Howard Freiedman ve Leslie Martin’in 2011’de yayınladıkları “Congevity Project” (Uzun Ömür Projesi) isimli çalışmaları enteresan yaklaşımlar içeriyor. Benim en çok ilgimi çekeni; “Vicdan mı, cüzdan mı daha etkili?” sorusuna yanıt veren bölümdür.
Bu ikilinin vardıkları sonuç şaşırtıcı: Cüzdanı değil vicdanı kabarık olanların daha uzun yaşama ve sağlıklı kalma şansları var!
Peki neden? Onlara göre “neden” değil, “nedenler” var.
İşte bazıları...
◊ Vicdanlı kişiler daha iyimser yapıdalar.
◊ Stres yükleri daha düşük.
◊ Daha çok hoşgörü sahibiler.
◊ Prensipli ve dikkatliler, sorumluluk bilinçleri yüksektir. Kendilerine iyi bakıyor, sağlıklarını dikkatle izliyorlar. Tıbbi randevularına sadıklar.
◊ Sorumluluk bilinçleri sadece kendileri için değil, eş, dost ve arkadaşlar için de yüksek seviyede.
◊ Sağlıksız davranışlardan uzak durma konusunda da daha dikkatli ve hassaslar.
◊ Depresyona yakalanma olasılıkları daha az.
Yalnızlık yaşlılar için daha mühim bir tehdit
Yaşlılık, biraz da “yalnızlık” anlamına geliyor.
Yaşınız ilerledikçe eşinizi, işinizi, arkadaşlarınızı kaybedebiliyorsunuz.
Çevreniz sizi emekli yani eskisi kadar işe yaramayan, hatta üretmeyip tüketen biri olarak görmeye de başlıyor. Neticede bir ölçüde “dışlıyor”.
İşte bu “sosyal dışlanma” meselesi de yaşlanmanın en mühim travmalarından biri olarak kabul ediliyor.
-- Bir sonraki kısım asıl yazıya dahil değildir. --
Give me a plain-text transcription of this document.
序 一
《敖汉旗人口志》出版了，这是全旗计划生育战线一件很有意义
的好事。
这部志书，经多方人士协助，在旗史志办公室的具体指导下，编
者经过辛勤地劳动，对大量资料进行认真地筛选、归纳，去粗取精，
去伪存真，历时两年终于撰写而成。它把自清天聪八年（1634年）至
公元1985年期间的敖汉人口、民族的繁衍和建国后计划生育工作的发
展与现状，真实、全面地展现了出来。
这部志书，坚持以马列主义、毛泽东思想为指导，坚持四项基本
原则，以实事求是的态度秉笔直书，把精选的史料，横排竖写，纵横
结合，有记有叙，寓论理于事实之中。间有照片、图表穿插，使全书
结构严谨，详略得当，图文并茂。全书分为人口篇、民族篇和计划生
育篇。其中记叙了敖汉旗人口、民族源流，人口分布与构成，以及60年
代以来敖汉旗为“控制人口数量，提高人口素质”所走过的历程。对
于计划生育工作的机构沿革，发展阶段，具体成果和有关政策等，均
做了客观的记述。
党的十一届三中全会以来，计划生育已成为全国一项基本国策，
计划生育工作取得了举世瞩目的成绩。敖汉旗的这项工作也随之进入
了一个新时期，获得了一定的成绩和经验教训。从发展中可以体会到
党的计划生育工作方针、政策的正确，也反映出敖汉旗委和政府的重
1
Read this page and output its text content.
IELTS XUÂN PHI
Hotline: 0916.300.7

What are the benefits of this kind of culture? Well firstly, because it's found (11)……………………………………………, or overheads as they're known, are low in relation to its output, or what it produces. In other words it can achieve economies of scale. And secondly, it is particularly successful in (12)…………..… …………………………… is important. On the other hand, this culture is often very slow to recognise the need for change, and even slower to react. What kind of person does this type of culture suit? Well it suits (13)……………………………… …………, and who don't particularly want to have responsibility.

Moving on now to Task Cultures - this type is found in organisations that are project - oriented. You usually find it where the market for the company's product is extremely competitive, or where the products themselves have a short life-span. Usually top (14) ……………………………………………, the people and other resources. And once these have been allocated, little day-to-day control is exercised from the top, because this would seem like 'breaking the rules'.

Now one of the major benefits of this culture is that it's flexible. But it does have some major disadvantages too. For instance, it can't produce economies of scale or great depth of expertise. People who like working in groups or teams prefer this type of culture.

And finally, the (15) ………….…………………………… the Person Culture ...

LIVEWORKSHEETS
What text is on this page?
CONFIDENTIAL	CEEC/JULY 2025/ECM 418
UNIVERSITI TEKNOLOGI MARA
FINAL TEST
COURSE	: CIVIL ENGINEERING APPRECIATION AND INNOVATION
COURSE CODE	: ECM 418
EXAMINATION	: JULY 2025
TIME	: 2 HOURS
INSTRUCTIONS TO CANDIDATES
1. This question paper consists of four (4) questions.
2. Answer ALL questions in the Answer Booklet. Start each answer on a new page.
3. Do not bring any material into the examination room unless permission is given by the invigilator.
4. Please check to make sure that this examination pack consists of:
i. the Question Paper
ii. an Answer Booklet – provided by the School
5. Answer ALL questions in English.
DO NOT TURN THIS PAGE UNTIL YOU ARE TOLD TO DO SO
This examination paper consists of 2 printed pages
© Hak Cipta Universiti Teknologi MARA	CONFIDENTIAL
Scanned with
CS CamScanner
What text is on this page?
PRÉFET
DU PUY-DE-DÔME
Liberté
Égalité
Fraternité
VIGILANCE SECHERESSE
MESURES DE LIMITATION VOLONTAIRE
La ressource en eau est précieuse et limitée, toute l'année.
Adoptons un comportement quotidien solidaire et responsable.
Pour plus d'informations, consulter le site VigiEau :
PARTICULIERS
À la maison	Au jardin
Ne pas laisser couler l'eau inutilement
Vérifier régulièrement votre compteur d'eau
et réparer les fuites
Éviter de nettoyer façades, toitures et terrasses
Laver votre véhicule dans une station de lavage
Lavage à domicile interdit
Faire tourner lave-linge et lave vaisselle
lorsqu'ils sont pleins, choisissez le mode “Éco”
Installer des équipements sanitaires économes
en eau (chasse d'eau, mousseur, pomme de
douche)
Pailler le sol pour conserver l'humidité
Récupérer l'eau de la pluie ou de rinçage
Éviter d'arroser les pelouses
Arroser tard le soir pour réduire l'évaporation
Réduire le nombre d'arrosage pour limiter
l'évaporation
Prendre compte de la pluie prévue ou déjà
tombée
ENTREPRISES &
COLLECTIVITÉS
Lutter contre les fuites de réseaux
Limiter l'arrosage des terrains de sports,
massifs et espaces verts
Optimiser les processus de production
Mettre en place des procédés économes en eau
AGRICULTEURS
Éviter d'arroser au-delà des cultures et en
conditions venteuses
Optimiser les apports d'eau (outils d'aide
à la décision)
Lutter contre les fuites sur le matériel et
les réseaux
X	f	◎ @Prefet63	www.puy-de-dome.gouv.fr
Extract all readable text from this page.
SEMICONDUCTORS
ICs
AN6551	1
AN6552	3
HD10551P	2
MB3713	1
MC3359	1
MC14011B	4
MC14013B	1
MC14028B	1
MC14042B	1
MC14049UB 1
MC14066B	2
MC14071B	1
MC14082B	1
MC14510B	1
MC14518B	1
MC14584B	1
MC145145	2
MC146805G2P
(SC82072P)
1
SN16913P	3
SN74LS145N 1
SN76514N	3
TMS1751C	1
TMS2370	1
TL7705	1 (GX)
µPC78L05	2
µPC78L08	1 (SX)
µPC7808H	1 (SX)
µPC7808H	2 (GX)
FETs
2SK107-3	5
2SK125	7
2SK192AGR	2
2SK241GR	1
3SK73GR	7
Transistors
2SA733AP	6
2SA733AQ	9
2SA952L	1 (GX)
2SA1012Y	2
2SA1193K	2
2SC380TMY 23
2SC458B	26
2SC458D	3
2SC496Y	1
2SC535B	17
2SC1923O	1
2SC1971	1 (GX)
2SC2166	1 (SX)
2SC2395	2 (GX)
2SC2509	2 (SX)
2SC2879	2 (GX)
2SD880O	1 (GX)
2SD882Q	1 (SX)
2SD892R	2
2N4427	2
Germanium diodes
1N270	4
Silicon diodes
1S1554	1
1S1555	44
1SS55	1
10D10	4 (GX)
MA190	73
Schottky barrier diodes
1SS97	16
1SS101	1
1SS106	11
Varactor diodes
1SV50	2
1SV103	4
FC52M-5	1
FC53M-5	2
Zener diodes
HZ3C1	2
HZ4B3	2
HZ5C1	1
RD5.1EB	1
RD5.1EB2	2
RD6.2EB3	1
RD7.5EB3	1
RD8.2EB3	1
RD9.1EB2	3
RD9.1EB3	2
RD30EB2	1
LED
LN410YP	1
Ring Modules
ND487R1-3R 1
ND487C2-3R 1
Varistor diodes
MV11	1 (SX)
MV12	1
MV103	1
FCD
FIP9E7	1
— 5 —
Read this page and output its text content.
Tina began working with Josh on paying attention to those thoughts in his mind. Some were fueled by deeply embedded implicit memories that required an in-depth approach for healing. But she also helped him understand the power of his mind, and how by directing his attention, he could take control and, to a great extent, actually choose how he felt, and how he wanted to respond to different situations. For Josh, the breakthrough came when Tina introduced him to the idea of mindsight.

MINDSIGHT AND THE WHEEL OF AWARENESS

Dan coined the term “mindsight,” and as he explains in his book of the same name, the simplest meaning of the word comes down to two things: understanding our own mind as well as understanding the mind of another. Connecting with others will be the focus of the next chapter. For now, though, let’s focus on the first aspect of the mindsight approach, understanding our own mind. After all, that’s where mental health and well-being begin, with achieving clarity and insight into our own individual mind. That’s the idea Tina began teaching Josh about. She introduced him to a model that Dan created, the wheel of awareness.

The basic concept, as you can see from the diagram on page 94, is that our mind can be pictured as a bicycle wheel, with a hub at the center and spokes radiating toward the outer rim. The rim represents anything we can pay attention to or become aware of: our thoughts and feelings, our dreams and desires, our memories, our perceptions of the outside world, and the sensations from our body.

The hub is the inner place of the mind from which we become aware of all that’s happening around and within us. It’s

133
Yalnızlaşmada hastalıkların, bedensel güçsüzlüğün, beyinsel yavaşlamanın da etkisi var tabii ki. Bu nedenle de ben uzun ve keyifli bir ömrün en önemli belirleyicilerinden birinin sosyal örgütlenme olduğunu düşünürüm.
Sadece benim fikrim de değil bu. “Kronik yalnızlık” meselesi iyi yaşlanma konusuna kafasını takmış tüm uzmanların üzerinde ısrarla durdukları bir konu. Yaşlandıkça çoğalmaya çalışmak, aileye, topluma, sosyal gruplara, mesleki örgütlere daha çok tutunmak, hayatın daha çok içinde olmanın yollarını bulmak şart!
Yalnızlaşmak neden hasta ediyor?
◊ Yalnız kişilerde depresyon eğilimi artıyor
◊ Kronik yalnızlık kalp damar hastalıkları riskini yükseltiyor
◊ Yalnızlığın bağışıklık sistemini baskıladığı biliniyor
◊ Kronik yalnızlarda kan basıncı ve kolesterol yüksekliği gibi sorunlara da daha sık rastlanıyor.